On the other hand, Europe was sleeping through the period of the absence of the historic throne today. The Europeans themselves were largely preoccupied with inner contemplation, old antagonisms, and nineteenth-century dreams when they ruled the world. This narrow view has been reinforced by events such as the election of Trump and Britain’s referendum in favor of exit from the European Union.
But instead of preoccupying with Trump’s strange behavior, – Trump mistakes are making China great again – we do well to remember that global developments today were a precedent for his presidency. US President Barack Obama has opened a policy of “turning toward Asia.” Trump was no exception, and his last step was to meet North Korean leader Kim Jong-un in Singapore.
To the extent that Trump’s policies pose serious risks, this is not because it represents a strategic reorientation of the United States.
Reorientation has already taken place anyway, but because it is self-contradictory and unnecessarily destructive. For example, when Trump calls for a reduction in American military involvement in the Middle East, he is echoing Obama’s remarks no more.
“When the United States looks west across the Pacific Ocean, and Europe looks eastward towards Eurasia, the only winner is China, Trump mistakes are making China great again, the real strategic threat in the Trump era is not only the change of the world order; the real danger is that Trump mistakes are making China great again
But by renouncing the nuclear deal with Iran, Trump made the war in the region more likely. When he did his best to ease North Korea’s international isolation – with almost nothing in return – it strengthened China’s position in East Asia.
Trump’s commercial war was not less self-destructive than its intended purpose; by imposing tariffs on America’s closest allies, practically pushing them into the arms of China. If European and Japanese exporters face trade barriers in the United States, what other option would they have to explore the Chinese market?
” Trump mistakes are making China great again ”
Russia on the other side
Despite Russian President Vladimir Putin’s militarism in eastern Ukraine and his efforts to influence the results of Western elections, Europe – in the absence of NATO support – has no choice but to turn towards Eurasia.

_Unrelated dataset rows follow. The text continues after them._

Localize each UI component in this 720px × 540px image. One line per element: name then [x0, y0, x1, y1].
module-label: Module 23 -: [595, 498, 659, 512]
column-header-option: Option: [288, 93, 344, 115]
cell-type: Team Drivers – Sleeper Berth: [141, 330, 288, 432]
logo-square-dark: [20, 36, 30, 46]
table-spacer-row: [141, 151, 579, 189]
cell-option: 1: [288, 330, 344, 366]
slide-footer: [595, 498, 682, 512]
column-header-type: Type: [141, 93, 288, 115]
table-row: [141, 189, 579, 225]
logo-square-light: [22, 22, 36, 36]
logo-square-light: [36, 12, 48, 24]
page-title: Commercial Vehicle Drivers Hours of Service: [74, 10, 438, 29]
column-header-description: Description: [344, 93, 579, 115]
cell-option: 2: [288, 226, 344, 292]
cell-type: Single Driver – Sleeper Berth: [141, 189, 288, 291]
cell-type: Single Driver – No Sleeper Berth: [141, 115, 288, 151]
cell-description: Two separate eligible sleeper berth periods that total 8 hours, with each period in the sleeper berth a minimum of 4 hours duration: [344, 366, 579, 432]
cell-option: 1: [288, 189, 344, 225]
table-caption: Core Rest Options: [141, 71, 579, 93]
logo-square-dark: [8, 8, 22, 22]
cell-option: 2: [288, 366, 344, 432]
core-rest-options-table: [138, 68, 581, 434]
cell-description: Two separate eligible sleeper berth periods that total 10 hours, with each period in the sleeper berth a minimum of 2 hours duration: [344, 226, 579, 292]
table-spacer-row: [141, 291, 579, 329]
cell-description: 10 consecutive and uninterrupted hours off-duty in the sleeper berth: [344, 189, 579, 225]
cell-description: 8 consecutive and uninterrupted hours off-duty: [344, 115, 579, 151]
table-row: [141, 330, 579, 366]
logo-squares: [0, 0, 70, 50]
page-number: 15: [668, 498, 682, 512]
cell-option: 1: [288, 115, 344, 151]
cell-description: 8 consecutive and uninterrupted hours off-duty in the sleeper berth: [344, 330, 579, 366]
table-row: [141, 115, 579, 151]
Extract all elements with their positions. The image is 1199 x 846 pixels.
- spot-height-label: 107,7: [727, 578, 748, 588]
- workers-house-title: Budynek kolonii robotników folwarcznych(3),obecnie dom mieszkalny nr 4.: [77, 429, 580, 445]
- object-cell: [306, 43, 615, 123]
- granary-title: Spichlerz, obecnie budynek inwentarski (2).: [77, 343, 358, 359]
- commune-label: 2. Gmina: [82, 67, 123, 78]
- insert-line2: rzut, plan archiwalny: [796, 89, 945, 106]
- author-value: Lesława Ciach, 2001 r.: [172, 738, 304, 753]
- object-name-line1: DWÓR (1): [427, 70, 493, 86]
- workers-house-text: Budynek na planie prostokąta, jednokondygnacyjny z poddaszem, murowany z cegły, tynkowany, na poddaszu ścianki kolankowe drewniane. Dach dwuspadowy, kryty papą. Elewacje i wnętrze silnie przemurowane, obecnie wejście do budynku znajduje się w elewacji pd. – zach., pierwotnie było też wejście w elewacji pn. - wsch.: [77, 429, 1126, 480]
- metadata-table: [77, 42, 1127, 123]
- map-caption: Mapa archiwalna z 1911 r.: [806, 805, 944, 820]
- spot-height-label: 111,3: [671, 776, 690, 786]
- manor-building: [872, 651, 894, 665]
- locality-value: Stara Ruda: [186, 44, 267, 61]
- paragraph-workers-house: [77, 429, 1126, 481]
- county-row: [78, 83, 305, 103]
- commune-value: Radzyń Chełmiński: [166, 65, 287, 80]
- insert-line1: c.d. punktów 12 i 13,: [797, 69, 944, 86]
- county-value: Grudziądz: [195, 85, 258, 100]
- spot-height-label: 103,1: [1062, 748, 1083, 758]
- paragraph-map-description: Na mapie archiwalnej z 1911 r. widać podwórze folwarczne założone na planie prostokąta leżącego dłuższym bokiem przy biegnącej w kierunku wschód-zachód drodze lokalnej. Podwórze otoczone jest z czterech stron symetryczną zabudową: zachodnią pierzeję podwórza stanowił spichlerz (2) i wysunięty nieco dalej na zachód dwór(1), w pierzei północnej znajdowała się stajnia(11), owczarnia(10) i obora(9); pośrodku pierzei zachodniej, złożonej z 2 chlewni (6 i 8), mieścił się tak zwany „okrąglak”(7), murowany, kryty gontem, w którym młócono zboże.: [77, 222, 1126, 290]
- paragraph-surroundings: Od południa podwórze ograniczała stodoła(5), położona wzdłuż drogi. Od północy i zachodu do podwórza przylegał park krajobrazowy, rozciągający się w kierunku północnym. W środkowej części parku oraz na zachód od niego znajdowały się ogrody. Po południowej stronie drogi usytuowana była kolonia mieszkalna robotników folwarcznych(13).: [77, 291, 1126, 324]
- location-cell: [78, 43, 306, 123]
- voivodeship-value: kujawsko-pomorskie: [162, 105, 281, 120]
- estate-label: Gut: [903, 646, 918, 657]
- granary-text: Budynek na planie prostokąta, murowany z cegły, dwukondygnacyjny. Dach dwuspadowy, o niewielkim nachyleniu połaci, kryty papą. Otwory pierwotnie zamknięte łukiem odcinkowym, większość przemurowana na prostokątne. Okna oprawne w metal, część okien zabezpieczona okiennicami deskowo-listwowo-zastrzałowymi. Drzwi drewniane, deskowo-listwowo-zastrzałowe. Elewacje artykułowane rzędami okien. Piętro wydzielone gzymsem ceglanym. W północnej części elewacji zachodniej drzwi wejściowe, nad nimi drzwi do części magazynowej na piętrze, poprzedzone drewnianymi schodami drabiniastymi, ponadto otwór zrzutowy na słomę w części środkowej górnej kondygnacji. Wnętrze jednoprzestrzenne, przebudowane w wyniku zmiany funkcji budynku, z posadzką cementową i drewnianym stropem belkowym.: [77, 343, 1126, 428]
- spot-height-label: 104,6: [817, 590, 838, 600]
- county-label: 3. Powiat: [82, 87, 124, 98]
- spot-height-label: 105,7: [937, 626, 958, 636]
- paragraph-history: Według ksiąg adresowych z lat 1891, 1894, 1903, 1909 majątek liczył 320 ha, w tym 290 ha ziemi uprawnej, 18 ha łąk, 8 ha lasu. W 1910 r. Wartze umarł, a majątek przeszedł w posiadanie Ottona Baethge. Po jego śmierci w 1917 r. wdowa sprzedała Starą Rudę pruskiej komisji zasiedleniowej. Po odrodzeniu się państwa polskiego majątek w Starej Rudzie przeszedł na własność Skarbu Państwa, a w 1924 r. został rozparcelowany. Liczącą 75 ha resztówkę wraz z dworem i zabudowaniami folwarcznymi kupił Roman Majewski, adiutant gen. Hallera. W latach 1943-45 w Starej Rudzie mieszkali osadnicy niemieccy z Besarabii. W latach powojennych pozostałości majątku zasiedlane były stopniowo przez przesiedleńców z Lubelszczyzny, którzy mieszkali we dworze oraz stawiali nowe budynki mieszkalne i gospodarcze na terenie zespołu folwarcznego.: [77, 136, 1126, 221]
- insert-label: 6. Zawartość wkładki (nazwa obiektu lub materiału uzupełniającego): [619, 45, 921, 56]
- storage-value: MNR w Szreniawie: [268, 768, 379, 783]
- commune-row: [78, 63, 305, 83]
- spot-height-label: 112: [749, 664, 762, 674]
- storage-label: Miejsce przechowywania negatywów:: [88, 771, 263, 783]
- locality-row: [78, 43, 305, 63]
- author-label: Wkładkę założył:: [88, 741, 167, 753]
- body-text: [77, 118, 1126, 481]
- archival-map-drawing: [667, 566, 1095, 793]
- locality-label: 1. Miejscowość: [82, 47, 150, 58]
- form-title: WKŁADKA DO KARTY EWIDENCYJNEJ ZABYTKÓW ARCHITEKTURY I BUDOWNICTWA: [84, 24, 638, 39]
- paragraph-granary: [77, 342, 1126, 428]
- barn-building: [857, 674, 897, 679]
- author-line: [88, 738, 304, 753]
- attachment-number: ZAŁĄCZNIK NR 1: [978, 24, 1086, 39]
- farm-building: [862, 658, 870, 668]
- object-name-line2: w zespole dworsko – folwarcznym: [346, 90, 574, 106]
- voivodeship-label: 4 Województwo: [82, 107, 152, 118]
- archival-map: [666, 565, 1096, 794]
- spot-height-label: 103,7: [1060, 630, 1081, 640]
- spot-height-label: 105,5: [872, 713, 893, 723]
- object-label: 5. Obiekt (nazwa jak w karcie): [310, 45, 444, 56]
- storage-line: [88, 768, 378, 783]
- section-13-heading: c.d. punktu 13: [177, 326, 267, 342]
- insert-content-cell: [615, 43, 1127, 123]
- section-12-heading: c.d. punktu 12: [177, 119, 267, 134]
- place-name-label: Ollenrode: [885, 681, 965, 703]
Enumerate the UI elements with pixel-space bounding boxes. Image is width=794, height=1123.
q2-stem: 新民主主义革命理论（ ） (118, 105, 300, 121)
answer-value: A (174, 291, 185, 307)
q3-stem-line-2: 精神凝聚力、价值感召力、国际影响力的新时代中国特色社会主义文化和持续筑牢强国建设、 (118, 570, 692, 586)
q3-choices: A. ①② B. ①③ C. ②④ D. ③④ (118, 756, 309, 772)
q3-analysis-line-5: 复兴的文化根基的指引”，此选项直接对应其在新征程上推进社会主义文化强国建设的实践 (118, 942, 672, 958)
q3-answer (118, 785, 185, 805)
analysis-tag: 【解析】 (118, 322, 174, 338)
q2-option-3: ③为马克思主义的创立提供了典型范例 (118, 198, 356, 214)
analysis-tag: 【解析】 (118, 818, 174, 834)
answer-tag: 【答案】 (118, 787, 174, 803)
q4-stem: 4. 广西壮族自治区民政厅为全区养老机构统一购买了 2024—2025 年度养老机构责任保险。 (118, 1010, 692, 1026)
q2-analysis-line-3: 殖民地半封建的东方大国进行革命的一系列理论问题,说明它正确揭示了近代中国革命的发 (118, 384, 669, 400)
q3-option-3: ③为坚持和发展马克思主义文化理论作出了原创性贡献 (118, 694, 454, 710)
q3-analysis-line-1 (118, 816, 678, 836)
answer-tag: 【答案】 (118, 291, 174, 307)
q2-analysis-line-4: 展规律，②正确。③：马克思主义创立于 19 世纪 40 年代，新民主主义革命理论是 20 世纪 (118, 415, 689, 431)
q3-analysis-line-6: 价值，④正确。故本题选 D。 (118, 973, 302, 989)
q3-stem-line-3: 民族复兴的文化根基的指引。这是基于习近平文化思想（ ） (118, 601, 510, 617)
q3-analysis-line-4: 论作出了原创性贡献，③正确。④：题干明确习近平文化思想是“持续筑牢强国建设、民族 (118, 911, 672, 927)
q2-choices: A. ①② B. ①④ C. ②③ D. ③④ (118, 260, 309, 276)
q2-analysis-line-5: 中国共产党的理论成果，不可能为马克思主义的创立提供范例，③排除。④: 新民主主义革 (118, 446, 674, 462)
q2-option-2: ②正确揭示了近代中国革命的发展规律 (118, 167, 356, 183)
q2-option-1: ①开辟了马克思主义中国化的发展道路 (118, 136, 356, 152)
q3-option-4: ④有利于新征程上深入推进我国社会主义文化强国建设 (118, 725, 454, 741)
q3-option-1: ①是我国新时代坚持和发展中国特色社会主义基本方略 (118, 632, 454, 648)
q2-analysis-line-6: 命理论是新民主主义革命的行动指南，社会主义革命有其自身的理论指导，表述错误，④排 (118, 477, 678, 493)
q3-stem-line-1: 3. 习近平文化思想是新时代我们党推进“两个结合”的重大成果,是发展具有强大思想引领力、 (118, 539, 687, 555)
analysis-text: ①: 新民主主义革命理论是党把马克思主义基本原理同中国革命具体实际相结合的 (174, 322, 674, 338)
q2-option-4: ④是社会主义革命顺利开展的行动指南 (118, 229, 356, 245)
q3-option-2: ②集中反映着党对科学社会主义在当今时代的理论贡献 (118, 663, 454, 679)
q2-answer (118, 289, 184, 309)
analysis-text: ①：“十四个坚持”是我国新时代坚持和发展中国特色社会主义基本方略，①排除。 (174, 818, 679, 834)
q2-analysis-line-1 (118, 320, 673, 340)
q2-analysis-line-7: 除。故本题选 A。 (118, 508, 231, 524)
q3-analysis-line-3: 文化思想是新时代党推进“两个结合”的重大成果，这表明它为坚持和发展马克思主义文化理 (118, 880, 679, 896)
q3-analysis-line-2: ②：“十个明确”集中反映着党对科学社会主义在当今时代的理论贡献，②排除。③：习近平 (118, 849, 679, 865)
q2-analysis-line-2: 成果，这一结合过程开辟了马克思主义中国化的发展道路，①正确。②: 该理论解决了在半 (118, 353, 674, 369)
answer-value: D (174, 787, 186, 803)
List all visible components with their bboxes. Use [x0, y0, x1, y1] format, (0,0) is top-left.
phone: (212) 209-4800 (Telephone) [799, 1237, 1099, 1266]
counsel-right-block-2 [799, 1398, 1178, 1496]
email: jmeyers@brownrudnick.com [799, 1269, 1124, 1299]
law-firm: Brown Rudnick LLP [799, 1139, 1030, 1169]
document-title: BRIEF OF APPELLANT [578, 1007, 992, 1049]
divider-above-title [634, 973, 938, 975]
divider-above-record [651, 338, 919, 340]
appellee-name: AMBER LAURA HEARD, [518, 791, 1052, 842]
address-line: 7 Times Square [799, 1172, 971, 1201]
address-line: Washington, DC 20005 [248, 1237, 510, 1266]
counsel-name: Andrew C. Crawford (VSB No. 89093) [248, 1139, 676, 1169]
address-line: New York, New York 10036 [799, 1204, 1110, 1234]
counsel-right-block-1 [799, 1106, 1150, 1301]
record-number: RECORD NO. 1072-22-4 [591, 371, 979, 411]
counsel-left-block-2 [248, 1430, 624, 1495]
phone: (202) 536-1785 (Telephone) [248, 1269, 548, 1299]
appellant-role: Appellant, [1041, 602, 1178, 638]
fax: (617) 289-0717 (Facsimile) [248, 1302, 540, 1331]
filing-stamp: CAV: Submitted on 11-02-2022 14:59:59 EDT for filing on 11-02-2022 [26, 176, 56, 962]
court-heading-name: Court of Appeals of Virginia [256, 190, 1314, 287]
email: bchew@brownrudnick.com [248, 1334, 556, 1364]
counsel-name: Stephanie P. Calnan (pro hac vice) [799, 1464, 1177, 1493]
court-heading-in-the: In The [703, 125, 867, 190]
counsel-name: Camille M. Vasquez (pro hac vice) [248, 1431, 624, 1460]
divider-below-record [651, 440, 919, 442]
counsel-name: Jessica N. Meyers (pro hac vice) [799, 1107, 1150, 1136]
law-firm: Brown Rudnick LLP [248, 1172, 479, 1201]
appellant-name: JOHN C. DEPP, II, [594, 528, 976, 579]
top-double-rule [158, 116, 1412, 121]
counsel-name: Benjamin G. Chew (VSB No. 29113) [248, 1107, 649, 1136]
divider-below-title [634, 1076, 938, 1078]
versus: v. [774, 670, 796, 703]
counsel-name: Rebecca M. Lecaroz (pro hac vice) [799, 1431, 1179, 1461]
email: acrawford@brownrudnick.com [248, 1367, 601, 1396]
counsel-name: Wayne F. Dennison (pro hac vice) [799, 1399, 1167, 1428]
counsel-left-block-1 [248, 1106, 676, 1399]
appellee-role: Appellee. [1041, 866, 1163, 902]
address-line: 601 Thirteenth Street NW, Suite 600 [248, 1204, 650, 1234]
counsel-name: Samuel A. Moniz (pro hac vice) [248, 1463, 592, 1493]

Moreover, even with the absence of US protection policies, Japan would have to absorb China’s growing economic power sooner or later. The last chance to contain China’s growing weight faded when Trump canceled the Trans-Pacific Partnership, which would have created a US-led Pacific Rim in the face of China.
Therefore, “pivoting towards Asia” will yield very different results on both sides of the Atlantic. In the absence of US-EU policies to maintain transatlantic cohesion, the West will soon turn into something of the past.
When the United States looks west across the Pacific and Europe looks eastward towards Eurasia; Trump mistakes are making China great again. The real strategic threat in the Trump era is not only the change in the world order; the real danger is that Trump’s policies guarantee “making China great again.”